NASA is taking a plan to send an unmanned spacecraft to capture an asteroid and bring it into orbit around the Moon seriously. Aviation Week reports that NASA's budget request for fiscal 2014 will include $100 million to help fund the asteroid retrieval mission. A feasibility study looking into the project was prepared last April year by the Keck Institute for Space Studies, and it proposed that capturing a 1.1-million pound, 7-meter wide asteroid using an automated spacecraft would cost $2.6 billion.

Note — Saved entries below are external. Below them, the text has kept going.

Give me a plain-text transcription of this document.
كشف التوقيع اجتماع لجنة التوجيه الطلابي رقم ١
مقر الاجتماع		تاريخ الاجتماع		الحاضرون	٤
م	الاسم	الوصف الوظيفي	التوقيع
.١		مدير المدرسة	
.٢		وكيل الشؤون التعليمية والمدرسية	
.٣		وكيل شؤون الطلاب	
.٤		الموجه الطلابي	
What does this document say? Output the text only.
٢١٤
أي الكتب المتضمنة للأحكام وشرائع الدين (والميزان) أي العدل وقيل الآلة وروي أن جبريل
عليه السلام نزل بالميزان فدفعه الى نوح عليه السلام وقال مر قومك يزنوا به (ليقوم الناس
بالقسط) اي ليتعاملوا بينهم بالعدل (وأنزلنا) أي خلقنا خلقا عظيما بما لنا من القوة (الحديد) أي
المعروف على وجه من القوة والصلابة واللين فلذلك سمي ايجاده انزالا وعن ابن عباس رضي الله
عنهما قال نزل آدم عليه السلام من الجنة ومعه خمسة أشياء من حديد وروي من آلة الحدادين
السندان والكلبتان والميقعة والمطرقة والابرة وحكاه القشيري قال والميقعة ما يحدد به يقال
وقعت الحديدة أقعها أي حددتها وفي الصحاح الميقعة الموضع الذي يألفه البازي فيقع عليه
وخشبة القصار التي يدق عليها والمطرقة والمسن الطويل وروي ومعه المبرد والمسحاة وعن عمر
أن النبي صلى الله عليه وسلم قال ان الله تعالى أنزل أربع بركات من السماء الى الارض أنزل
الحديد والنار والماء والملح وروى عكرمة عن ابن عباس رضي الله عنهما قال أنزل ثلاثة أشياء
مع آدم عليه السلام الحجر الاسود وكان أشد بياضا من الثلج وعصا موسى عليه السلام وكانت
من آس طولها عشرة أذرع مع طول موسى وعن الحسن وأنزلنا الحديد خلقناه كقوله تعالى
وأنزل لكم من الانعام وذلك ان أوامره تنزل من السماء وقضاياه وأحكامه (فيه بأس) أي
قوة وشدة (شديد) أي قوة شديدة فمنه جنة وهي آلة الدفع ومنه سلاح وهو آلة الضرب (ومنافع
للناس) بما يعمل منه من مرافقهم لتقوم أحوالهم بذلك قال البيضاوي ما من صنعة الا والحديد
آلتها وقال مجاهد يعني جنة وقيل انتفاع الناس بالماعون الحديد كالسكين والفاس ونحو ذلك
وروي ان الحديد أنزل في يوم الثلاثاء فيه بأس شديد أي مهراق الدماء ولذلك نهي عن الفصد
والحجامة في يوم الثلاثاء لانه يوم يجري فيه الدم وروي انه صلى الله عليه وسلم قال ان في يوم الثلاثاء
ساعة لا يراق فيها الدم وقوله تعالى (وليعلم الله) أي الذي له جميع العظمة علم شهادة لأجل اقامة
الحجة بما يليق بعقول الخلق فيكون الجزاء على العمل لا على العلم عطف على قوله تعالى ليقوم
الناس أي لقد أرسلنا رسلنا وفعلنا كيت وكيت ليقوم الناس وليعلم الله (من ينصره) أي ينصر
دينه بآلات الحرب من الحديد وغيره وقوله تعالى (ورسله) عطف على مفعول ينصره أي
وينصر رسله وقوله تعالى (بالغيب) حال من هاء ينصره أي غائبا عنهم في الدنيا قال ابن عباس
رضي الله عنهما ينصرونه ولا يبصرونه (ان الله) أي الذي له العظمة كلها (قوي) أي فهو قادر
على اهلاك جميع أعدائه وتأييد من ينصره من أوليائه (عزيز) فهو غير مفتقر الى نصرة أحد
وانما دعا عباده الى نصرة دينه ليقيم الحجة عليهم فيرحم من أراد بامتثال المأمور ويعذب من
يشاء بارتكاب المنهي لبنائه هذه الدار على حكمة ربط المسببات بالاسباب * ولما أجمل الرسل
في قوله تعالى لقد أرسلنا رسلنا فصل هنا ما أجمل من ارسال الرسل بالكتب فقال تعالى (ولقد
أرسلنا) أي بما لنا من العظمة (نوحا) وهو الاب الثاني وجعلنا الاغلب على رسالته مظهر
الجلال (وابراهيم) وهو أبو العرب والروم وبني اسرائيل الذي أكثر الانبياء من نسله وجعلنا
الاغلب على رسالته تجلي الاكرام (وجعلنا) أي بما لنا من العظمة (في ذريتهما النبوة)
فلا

The plan "has attracted favor" from NASA and the White House Office of Science and Technology Policy, according to Aviation Week, and the space agency's Bob Jacobs told this January that "NASA and the agency's Jet Propulsion Laboratory are giving the study further review to determine its feasibility." Members behind the Keck Institute study are said to have briefed a National Research Council human-spaceflight technical feasibility panel yesterday, March 28th, informing the panel that the target asteroid wouldn't pose a danger to Earth because it has the consistency of "a dried mudball."

The original Keck Institute study determined that the mission would create an affordable destination that astronauts could use in preparation for future manned missions to Mars, and NASA may see the proposal as an affordable way to accomplish President Obama's goal to send astronauts to a near-Earth asteroid by 2025.